2008-10-30 / Local & State

Sheep Ridge Farm Gift Shop To Close Its Doors

By Chanin Rotz-Mountz STAFF WRITER

Sheep Ridge Farm Gift Shop owners Linda and Loy Garber Sheep Ridge Farm Gift Shop owners Linda and Loy Garber A shop that has been a staple in the community for providing unique and down-home gifts for almost 20 years is slated to close its doors at the end of the year.

Sheep Ridge Farm Gift Shop operated by Loy and Linda Garber had almost meager beginnings in 1990 when the couple's idea for gift-giving blossomed in the basement of their Peach Orchard Road, McConnellsburg, home sharing square footage with a practice area enjoyed by local baseball fans of all ages. Several years later and with help from builder Harold Batdorff, the business quickly grew into a new 20-by- 20 foot building on the family farm.

The growth would not cease there, according to the Garbers, as they were quickly pressed to construct a 12-by-12 addition as well as a connecting observation deck. The end result, which was originally intended to be a part-time endeavor, was a shop teeming with Boyds Bears, a homespun collection and other knickknacks designed to give any home a country feel.

Loy indicated the competition of "gift-giving" items has expanded in McConnellsburg Borough over the years and now even the area pharmacies and grocery store include small gifts for every occasion.

"It's hard for the small businessman," said Linda. "... I used to think I was a failure until I heard people commenting about how they would be back to see us the following year during special events."

As an example, Loy stated people who initially visited Sheep Ridge Farm as teenagers have been coming back as young married couples with their children. In addition, some families have established a yearly tradition of cooking s'mores and other goodies over an open fire on the farm during their annual outing.

"It's as if we made some type of intangible difference to these people," said Linda, whose retirement from the nursing industry in September and a near-death experience during a recent surgery also prompted her to re-evaluate her outlook on life.
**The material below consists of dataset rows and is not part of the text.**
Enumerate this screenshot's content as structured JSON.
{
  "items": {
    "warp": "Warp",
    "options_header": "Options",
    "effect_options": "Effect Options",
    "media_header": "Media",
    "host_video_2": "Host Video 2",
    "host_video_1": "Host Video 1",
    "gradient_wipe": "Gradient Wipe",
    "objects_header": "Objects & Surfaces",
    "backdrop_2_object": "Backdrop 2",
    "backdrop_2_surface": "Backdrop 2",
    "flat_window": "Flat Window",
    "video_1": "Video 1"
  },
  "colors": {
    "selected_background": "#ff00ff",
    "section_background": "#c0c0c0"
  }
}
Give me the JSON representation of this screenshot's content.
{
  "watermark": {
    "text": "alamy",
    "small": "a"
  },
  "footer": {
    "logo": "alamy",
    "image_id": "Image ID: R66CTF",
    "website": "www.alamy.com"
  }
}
"It (the shop closing) will free us up to do things together. That will be the nicest part," said the Garbers. "... We appreciated the business we did have as well as our loyal customer base and the friends we've made."

Linda indicated through the creation and sale of a historic Fulton County throw blanket and the wooden replicas of popular area buildings, she also feels she was able to keep history alive. Unfortunately, those knickknacks and other gift items will only be available for a short time as effective Friday, October 31, the Garbers have opted to sell their entire stock of merchandise for 40 percent off in hopes of closing up their shop by the end of 2008.

New business hours will be Monday through Saturday 10 a.m. to 5 p.m. and Sunday 1 p.m. to 5 p.m. In addition, with every $20 purchase customers will receive a chance to win either a "Hubba Bubba" Boyds Bear or a Mark Twain Noe print.

Even though the couple's "honeydo" lists for one another and their plans to travel are growing in anticipation of the shop's closing, the Garbers are giving serious thought to continuing hosting various activities at their farm such as baseball lessons, the always present sheep and maybe even a special lineup of events or just a rest stop for travelers during the Fulton Fall Folk Festival.

"The gift shop is closing but other activities at the farm will not cease," the Garbers concluded.